Прохлада и знакомый запах бумаги, пыли и дешевого чая. За стойкой маялась наша оператор, тетя Валя. Она лениво махнула мне рукой:
– Все, Алиска? Молодец. Там на столе в подсобке остатки. Разбери, плиз.
– Ладно, – кивнула я.
Подсобка. Маленькая комнатка с единственным окном, заставленным папками и стопками старых газет. На столе лежала небольшая пачка невостребованной почты: несколько писем «до востребования», парочка извещений на тех, кого не застали дома, и… одна посылка. Небольшая, в серо-коричневой упаковке, без четкого обратного адреса. Отправитель: какая-то непонятная аббревиатура. Получатель… получателя не было. Просто адрес: «Почтовое отделение, Дубки». Странно. Обычно такое шло начальству. Я пожала плечами, положила посылку в сторону и принялась сортировать остальное: письма – в одну папку, извещения – в другую. Механическая работа. Успокаивающая в своей простоте.
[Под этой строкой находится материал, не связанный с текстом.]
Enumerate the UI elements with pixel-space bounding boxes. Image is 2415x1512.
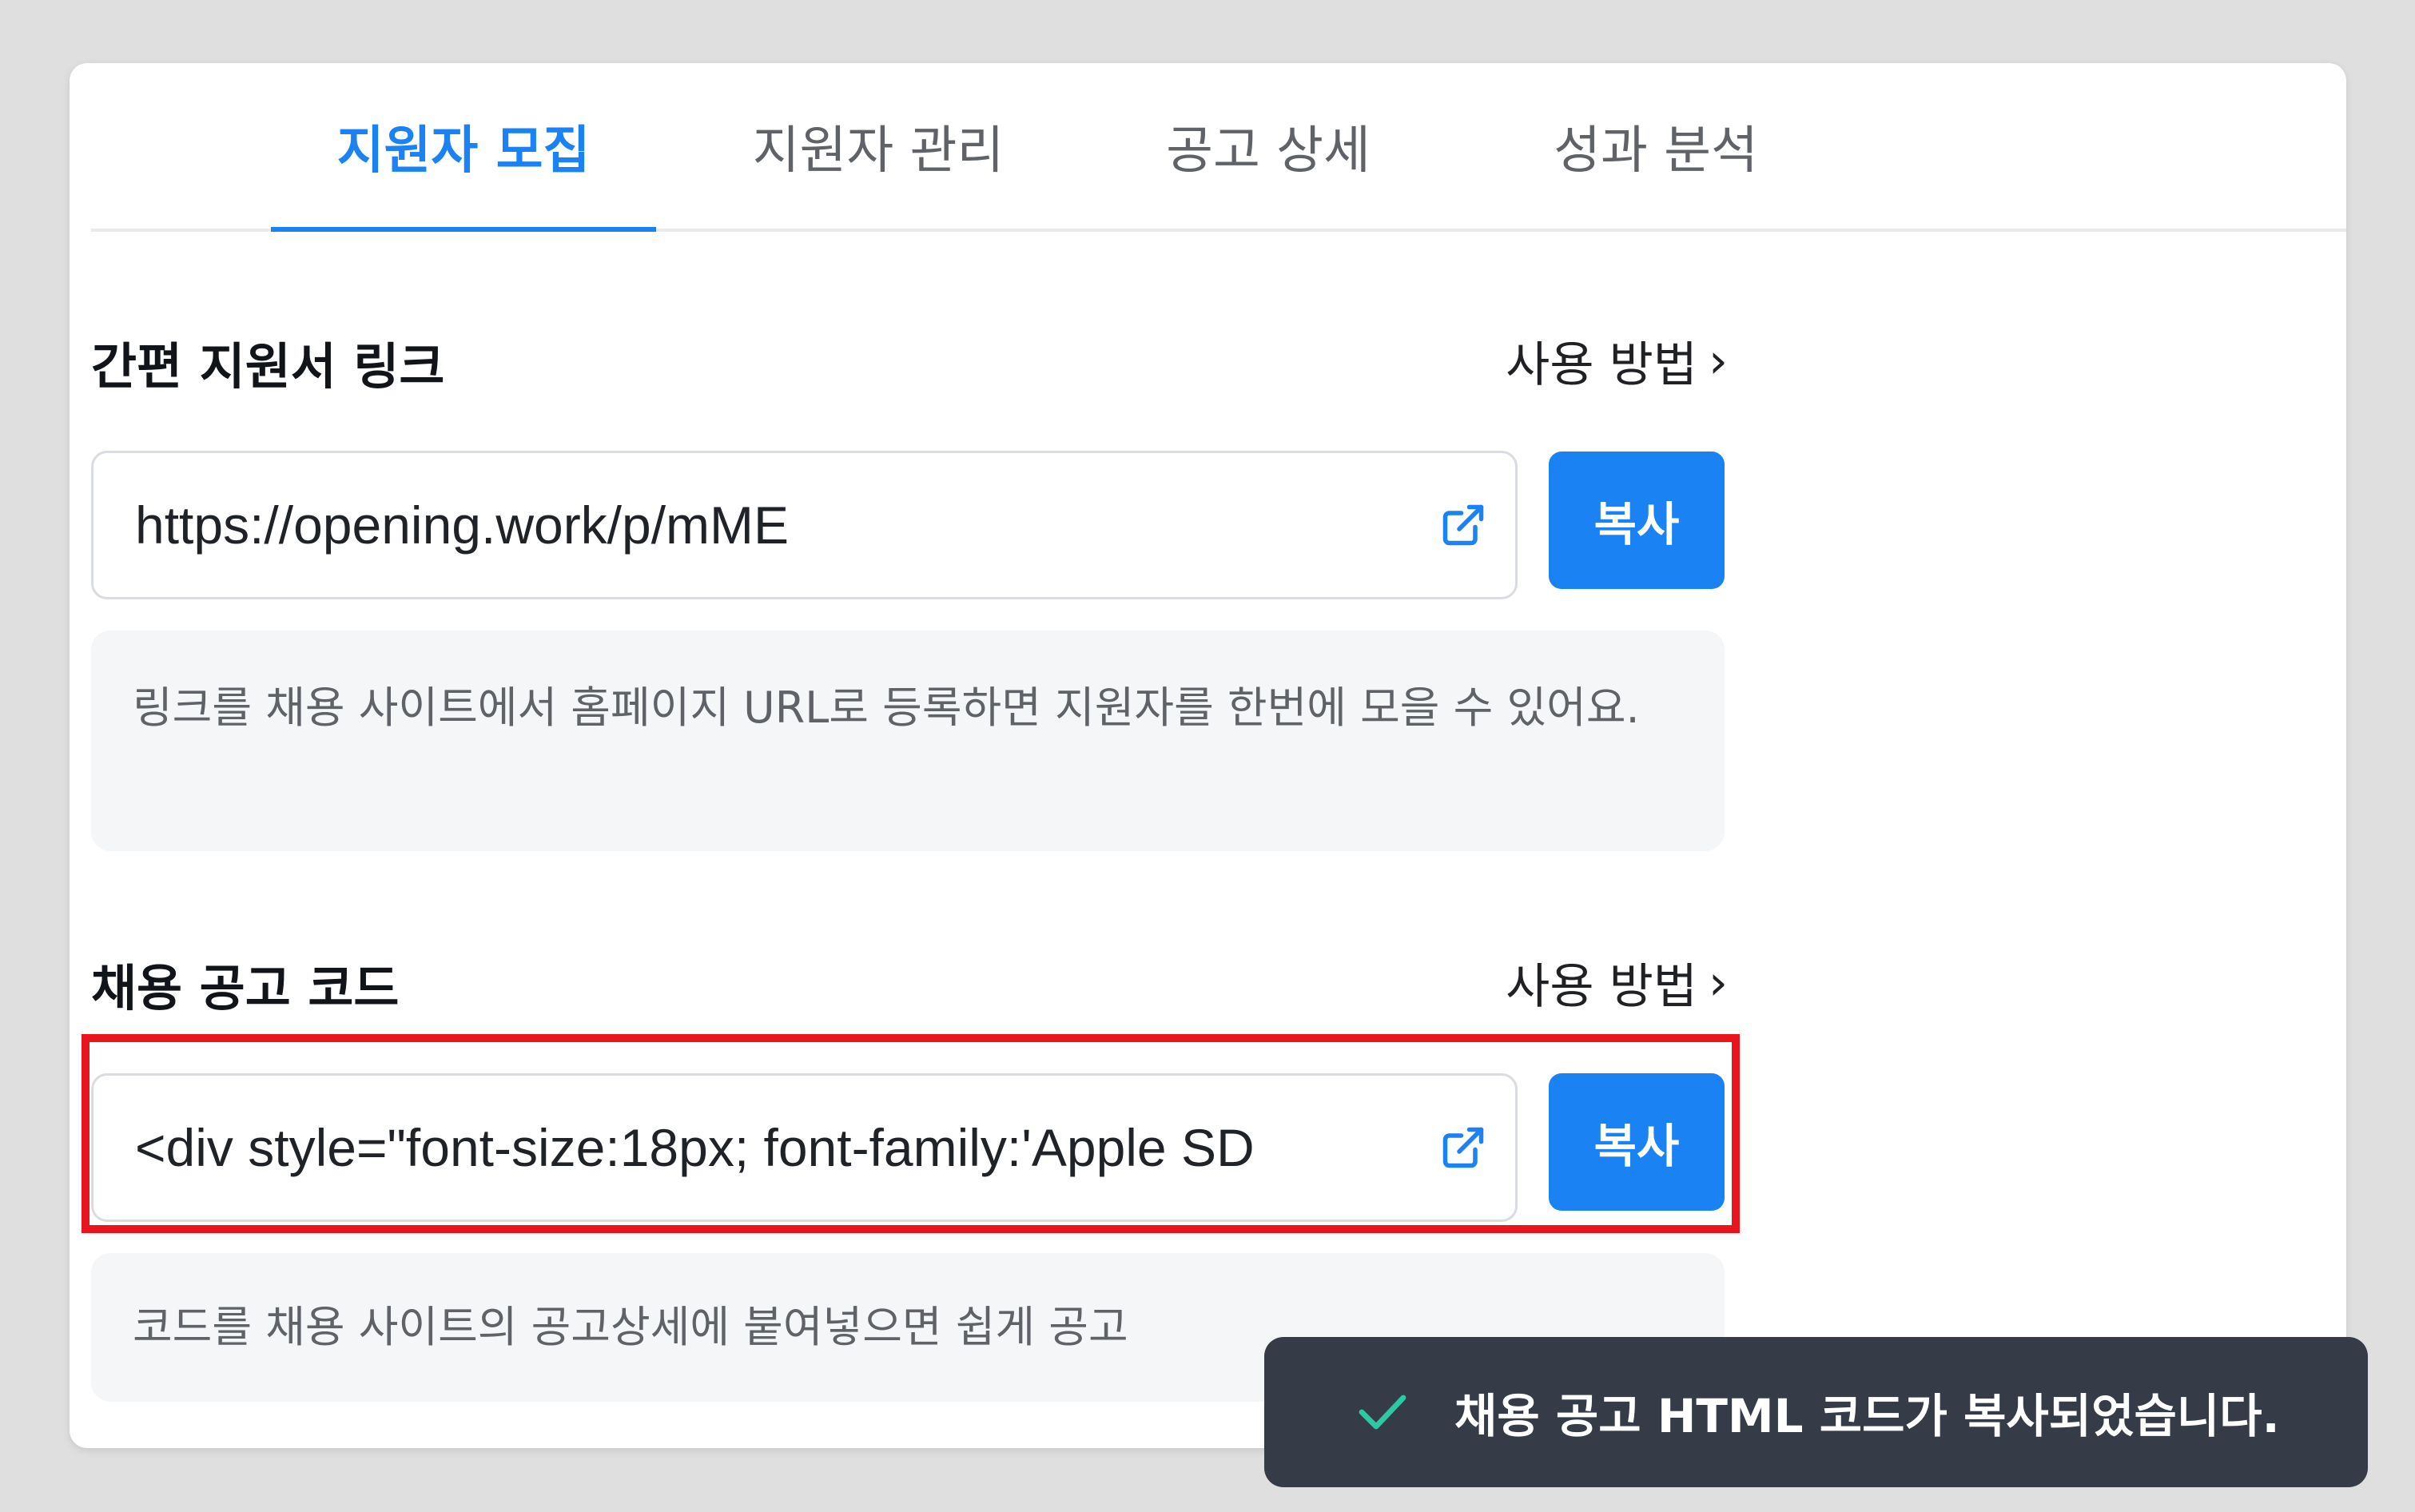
check-icon <box>1357 1392 1408 1432</box>
howto-label: 사용 방법 <box>1506 337 1697 393</box>
tab-performance-analysis[interactable]: 성과 분석 <box>1464 63 1848 229</box>
quick-link-field[interactable]: https://opening.work/p/mME <box>91 451 1518 599</box>
tab-recruit[interactable]: 지원자 모집 <box>271 63 656 232</box>
job-code-howto-link[interactable]: 사용 방법 › <box>1506 948 1728 1017</box>
quick-link-value: https://opening.work/p/mME <box>135 495 790 555</box>
toast-message: 채용 공고 HTML 코드가 복사되었습니다. <box>1454 1389 2280 1443</box>
job-code-title: 채용 공고 코드 <box>91 959 400 1017</box>
copy-code-button[interactable]: 복사 <box>1549 1073 1725 1211</box>
quick-link-howto-link[interactable]: 사용 방법 › <box>1506 326 1728 396</box>
tab-bar: 지원자 모집 지원자 관리 공고 상세 성과 분석 <box>91 63 2346 232</box>
open-external-icon[interactable] <box>1411 453 1515 597</box>
copied-toast: 채용 공고 HTML 코드가 복사되었습니다. <box>1264 1337 2368 1487</box>
howto-label: 사용 방법 <box>1506 959 1697 1015</box>
job-code-field[interactable]: <div style="font-size:18px; font-family:… <box>91 1073 1518 1222</box>
tab-applicant-management[interactable]: 지원자 관리 <box>684 63 1072 229</box>
job-code-value: <div style="font-size:18px; font-family:… <box>135 1118 1255 1177</box>
quick-link-title: 간편 지원서 링크 <box>91 337 445 396</box>
open-external-icon[interactable] <box>1411 1076 1515 1220</box>
copy-link-button[interactable]: 복사 <box>1549 452 1725 589</box>
chevron-right-icon: › <box>1709 954 1728 1011</box>
recruit-panel: 지원자 모집 지원자 관리 공고 상세 성과 분석 간편 지원서 링크 사용 방… <box>70 63 2368 1487</box>
chevron-right-icon: › <box>1709 332 1728 389</box>
tab-job-detail[interactable]: 공고 상세 <box>1072 63 1464 229</box>
quick-link-hint: 링크를 채용 사이트에서 홈페이지 URL로 등록하면 지원자를 한번에 모을 … <box>91 631 1725 851</box>
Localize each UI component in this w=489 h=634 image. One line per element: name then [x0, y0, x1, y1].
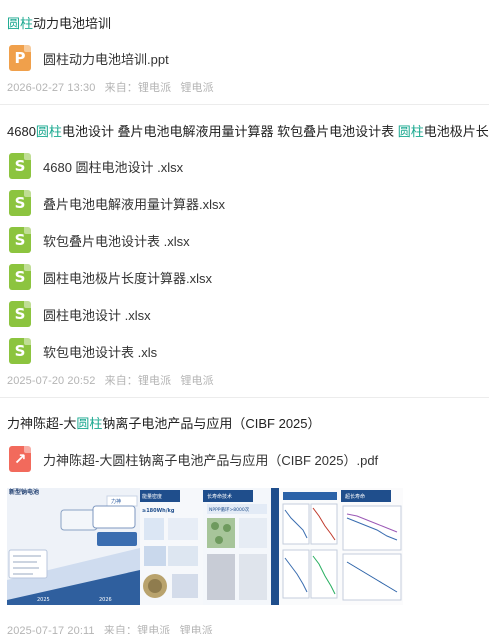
title-text: 4680	[7, 124, 36, 139]
file-item[interactable]: ↗ 力神陈超-大圆柱钠离子电池产品与应用（CIBF 2025）.pdf	[9, 446, 479, 472]
file-name: 圆柱动力电池培训.ppt	[43, 51, 169, 67]
title-text: 力神陈超-大	[7, 416, 77, 431]
from-label: 来自：	[104, 375, 138, 387]
author-link[interactable]: 锂电派	[180, 625, 213, 634]
file-item[interactable]: S 软包叠片电池设计表 .xlsx	[9, 227, 479, 253]
result-meta: 2025-07-17 20:11 来自：锂电派 锂电派	[7, 622, 219, 634]
file-name: 力神陈超-大圆柱钠离子电池产品与应用（CIBF 2025）.pdf	[43, 452, 379, 468]
title-highlight: 圆柱	[76, 416, 103, 431]
source-link[interactable]: 锂电派	[138, 375, 171, 387]
file-name: 4680 圆柱电池设计 .xlsx	[43, 159, 184, 175]
source-link[interactable]: 锂电派	[138, 82, 171, 94]
result-meta: 2025-07-20 20:52 来自：锂电派 锂电派	[7, 372, 220, 388]
divider	[0, 104, 489, 105]
file-name: 软包叠片电池设计表 .xlsx	[43, 233, 190, 249]
thumb-title: 长寿命技术	[207, 493, 232, 500]
preview-thumbnail[interactable]: 超长寿命	[341, 488, 403, 605]
pdf-file-icon: ↗	[9, 446, 31, 472]
slide-preview-image: 新型钠电池 力神 2025 2026	[7, 488, 140, 605]
ppt-file-icon: P	[9, 45, 31, 71]
title-highlight: 圆柱	[7, 16, 34, 31]
thumb-value: ≥180Wh/kg	[142, 508, 175, 514]
title-text: 电池设计 叠片电池电解液用量计算器 软包叠片电池设计表	[61, 124, 398, 139]
source-link[interactable]: 锂电派	[137, 625, 170, 634]
result-title[interactable]: 圆柱动力电池培训	[7, 15, 489, 33]
thumb-title: 新型钠电池	[9, 488, 39, 496]
result-date: 2026-02-27 13:30	[7, 82, 96, 94]
preview-thumbnail[interactable]: 新型钠电池 力神 2025 2026	[7, 488, 140, 605]
result-title[interactable]: 力神陈超-大圆柱钠离子电池产品与应用（CIBF 2025）	[7, 415, 489, 433]
file-item[interactable]: S 圆柱电池设计 .xlsx	[9, 301, 479, 327]
file-item[interactable]: S 圆柱电池极片长度计算器.xlsx	[9, 264, 479, 290]
result-meta: 2026-02-27 13:30 来自：锂电派 锂电派	[7, 79, 220, 95]
result-date: 2025-07-17 20:11	[7, 625, 95, 634]
author-link[interactable]: 锂电派	[180, 375, 213, 387]
from-label: 来自：	[104, 82, 138, 94]
file-name: 软包电池设计表 .xls	[43, 344, 158, 360]
title-highlight: 圆柱	[397, 124, 424, 139]
preview-thumbnail[interactable]: 长寿命技术 NPPP循环>8000次	[203, 488, 271, 605]
slide-preview-image	[271, 488, 341, 605]
result-title[interactable]: 4680圆柱电池设计 叠片电池电解液用量计算器 软包叠片电池设计表 圆柱电池极片…	[7, 123, 489, 141]
file-item[interactable]: S 软包电池设计表 .xls	[9, 338, 479, 364]
preview-thumbnail[interactable]: 能量密度 ≥180Wh/kg	[140, 488, 203, 605]
xlsx-file-icon: S	[9, 190, 31, 216]
slide-preview-image: 能量密度 ≥180Wh/kg	[140, 488, 203, 605]
file-name: 圆柱电池极片长度计算器.xlsx	[43, 270, 213, 286]
thumb-logo: 力神	[111, 498, 121, 505]
title-text: 动力电池培训	[33, 16, 112, 31]
xlsx-file-icon: S	[9, 227, 31, 253]
pdf-preview-thumbnails[interactable]: 新型钠电池 力神 2025 2026 能量密度 ≥180Wh/kg 长寿命技术 …	[7, 488, 403, 605]
file-item[interactable]: S 4680 圆柱电池设计 .xlsx	[9, 153, 479, 179]
from-label: 来自：	[103, 625, 138, 634]
slide-preview-image: 长寿命技术 NPPP循环>8000次	[203, 488, 271, 605]
file-item[interactable]: S 叠片电池电解液用量计算器.xlsx	[9, 190, 479, 216]
thumb-title: 能量密度	[142, 493, 162, 500]
file-name: 圆柱电池设计 .xlsx	[43, 307, 151, 323]
result-date: 2025-07-20 20:52	[7, 375, 96, 387]
thumb-value: NPPP循环>8000次	[209, 506, 250, 513]
title-highlight: 圆柱	[35, 124, 62, 139]
divider	[0, 397, 489, 398]
xlsx-file-icon: S	[9, 153, 31, 179]
title-text: 电池极片长度计算器	[423, 124, 489, 139]
search-results-feed: 圆柱动力电池培训 P 圆柱动力电池培训.ppt 2026-02-27 13:30…	[0, 0, 489, 634]
xlsx-file-icon: S	[9, 264, 31, 290]
xlsx-file-icon: S	[9, 301, 31, 327]
thumb-year: 2025	[37, 597, 50, 603]
author-link[interactable]: 锂电派	[180, 82, 213, 94]
file-item[interactable]: P 圆柱动力电池培训.ppt	[9, 45, 479, 71]
xls-file-icon: S	[9, 338, 31, 364]
thumb-title: 超长寿命	[345, 493, 365, 500]
title-text: 钠离子电池产品与应用（CIBF 2025）	[102, 416, 321, 431]
thumb-year: 2026	[99, 597, 112, 603]
slide-preview-image: 超长寿命	[341, 488, 403, 605]
file-name: 叠片电池电解液用量计算器.xlsx	[43, 196, 226, 212]
preview-thumbnail[interactable]	[271, 488, 341, 605]
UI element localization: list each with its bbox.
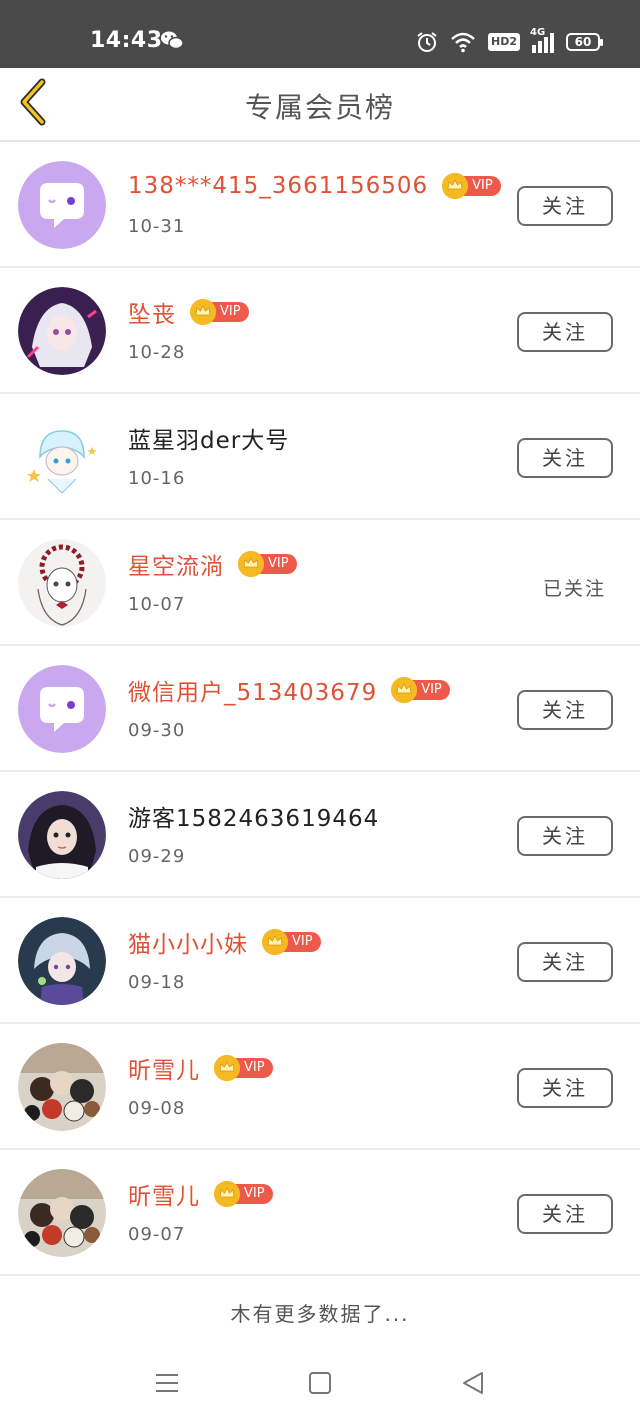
avatar[interactable] [18,1043,106,1131]
name-line: 138***415_3661156506 VIP [128,168,501,204]
status-bar: 14:43 HD2 4G 60 [0,0,640,68]
signal-icon: 4G [530,27,554,53]
member-list: 138***415_3661156506 VIP 10-31 关注 坠丧 VIP 10-28… [0,142,640,1276]
crown-icon [391,677,418,703]
wechat-icon [161,31,184,50]
name-line: 昕雪儿 VIP [128,1176,273,1212]
user-name: 昕雪儿 [128,1058,200,1084]
alarm-icon [417,32,437,52]
vip-badge: VIP [238,551,297,577]
member-row[interactable]: 昕雪儿 VIP 09-08 关注 [0,1024,640,1150]
battery-icon: 60 [566,33,603,51]
member-row[interactable]: 138***415_3661156506 VIP 10-31 关注 [0,142,640,268]
member-row[interactable]: 猫小小小妹 VIP 09-18 关注 [0,898,640,1024]
member-row[interactable]: 星空流淌 VIP 10-07 已关注 [0,520,640,646]
avatar[interactable] [18,287,106,375]
member-date: 10-07 [128,594,186,615]
navigation-bar [0,1346,640,1422]
vip-badge: VIP [214,1055,273,1081]
crown-icon [442,173,469,199]
network-type: 4G [530,27,546,38]
wifi-icon [451,32,475,53]
avatar[interactable] [18,413,106,501]
vip-badge: VIP [442,173,501,199]
user-name: 昕雪儿 [128,1184,200,1210]
status-time: 14:43 [90,28,163,53]
member-row[interactable]: 坠丧 VIP 10-28 关注 [0,268,640,394]
member-date: 10-31 [128,216,186,237]
crown-icon [190,299,216,325]
avatar[interactable] [18,917,106,1005]
avatar[interactable] [18,539,106,627]
follow-button[interactable]: 关注 [517,1068,613,1108]
follow-button[interactable]: 关注 [517,1194,613,1234]
member-row[interactable]: 微信用户_513403679 VIP 09-30 关注 [0,646,640,772]
member-date: 09-18 [128,972,186,993]
follow-button[interactable]: 关注 [517,690,613,730]
avatar[interactable] [18,665,106,753]
user-name: 猫小小小妹 [128,932,248,958]
follow-button[interactable]: 关注 [517,186,613,226]
nav-back-icon[interactable] [460,1370,486,1396]
no-more-data-text: 木有更多数据了... [230,1302,410,1326]
follow-button[interactable]: 关注 [517,942,613,982]
user-name: 138***415_3661156506 [128,173,429,199]
name-line: 坠丧 VIP [128,294,249,330]
hd-icon: HD2 [488,33,520,51]
name-line: 星空流淌 VIP [128,546,297,582]
user-name: 星空流淌 [128,554,224,580]
member-date: 09-07 [128,1224,186,1245]
battery-level: 60 [574,35,592,49]
vip-badge: VIP [262,929,321,955]
vip-badge: VIP [190,299,249,325]
name-line: 蓝星羽der大号 [128,420,289,456]
avatar[interactable] [18,1169,106,1257]
crown-icon [214,1181,240,1207]
followed-label[interactable]: 已关注 [543,574,606,601]
crown-icon [238,551,264,577]
menu-icon[interactable] [155,1372,179,1394]
follow-button[interactable]: 关注 [517,312,613,352]
member-row[interactable]: 昕雪儿 VIP 09-07 关注 [0,1150,640,1276]
crown-icon [262,929,288,955]
member-date: 09-30 [128,720,186,741]
member-row[interactable]: 蓝星羽der大号 10-16 关注 [0,394,640,520]
page-title: 专属会员榜 [244,91,395,124]
follow-button[interactable]: 关注 [517,438,613,478]
vip-badge: VIP [391,677,450,703]
vip-badge: VIP [214,1181,273,1207]
avatar[interactable] [18,161,106,249]
name-line: 微信用户_513403679 VIP [128,672,450,708]
follow-button[interactable]: 关注 [517,816,613,856]
crown-icon [214,1055,240,1081]
user-name: 蓝星羽der大号 [128,428,290,454]
name-line: 昕雪儿 VIP [128,1050,273,1086]
header: 专属会员榜 [0,68,640,142]
status-icons: HD2 4G 60 [416,27,603,54]
member-date: 10-28 [128,342,186,363]
avatar[interactable] [18,791,106,879]
user-name: 坠丧 [128,302,176,328]
home-button[interactable] [309,1372,331,1394]
member-date: 09-08 [128,1098,186,1119]
name-line: 猫小小小妹 VIP [128,924,321,960]
member-date: 09-29 [128,846,186,867]
member-date: 10-16 [128,468,186,489]
user-name: 微信用户_513403679 [128,680,378,706]
user-name: 游客15824636194​64 [128,806,380,832]
name-line: 游客15824636194​64 [128,798,379,834]
member-row[interactable]: 游客15824636194​64 09-29 关注 [0,772,640,898]
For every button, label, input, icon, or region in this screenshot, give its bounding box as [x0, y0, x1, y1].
Закончив, я вышла из подсобки. Тетя Валя уже собиралась домой.
– Все? – спросила она, надевая платок.– Все. До завтра.– До завтра, Алиска.
Дверь за ней закрылась. Я осталась одна в тихом, пустом помещении. Вечерний свет косыми лучами падал из окна, освещая столы и стойки. Тишина была густой, почти звенящей после дневной жары и скрипа велосипеда.
Я подошла к стене в нашем крошечном «зале ожидания». Там висела она. Единственная карта, не имеющая отношения к расписанию автобусов или схеме поселка. Большая, старая, чуть пожелтевшая по краям, карта мира. Я подошла вплотную. Мои пальцы сами потянулись к ней, коснулись гладкой, прохладной поверхности. Я повела пальцем по синему океану, от западных берегов Европы к восточным. Вот Англия, вот Франция, вот Испания… Африка… Азия… Бескрайняя Россия… Далёкая Австралия… Острова, рассыпанные, как бисер…
Где-то там кипела жизнь. Происходили события. Люди путешествовали, открывали, влюблялись, рисковали. Где-то были горы, выше этих жалких холмов за поселком. Где-то были моря, настоящие, пахнущие солью и свободой, а не тихие заросшие пруды в дубравке. Где-то шумели города, полные огней и незнакомых лиц.
А я здесь. В «Дубках». На почте. С Маршрутом №7. Где я буду завтра? Послезавтра? Через год? Здесь же. На том же велосипеде. С той же сумкой. С той же пылью.
Тоска накатила с новой силой, горькая и беспомощная. Я прижала лоб к прохладному стеклу, закрывавшему карту. Глаза невольно защемило.
– Когда же… – прошептала я в тишину пустого зала, но не закончила. Вопрос повис в воздухе, такой же бесполезный, как и мои мечты. Ответа не было. Только скрип велосипеда в памяти и запах скошенной травы за окном, напоминающий, что завтра все начнется сначала. Все та же скучная бездна.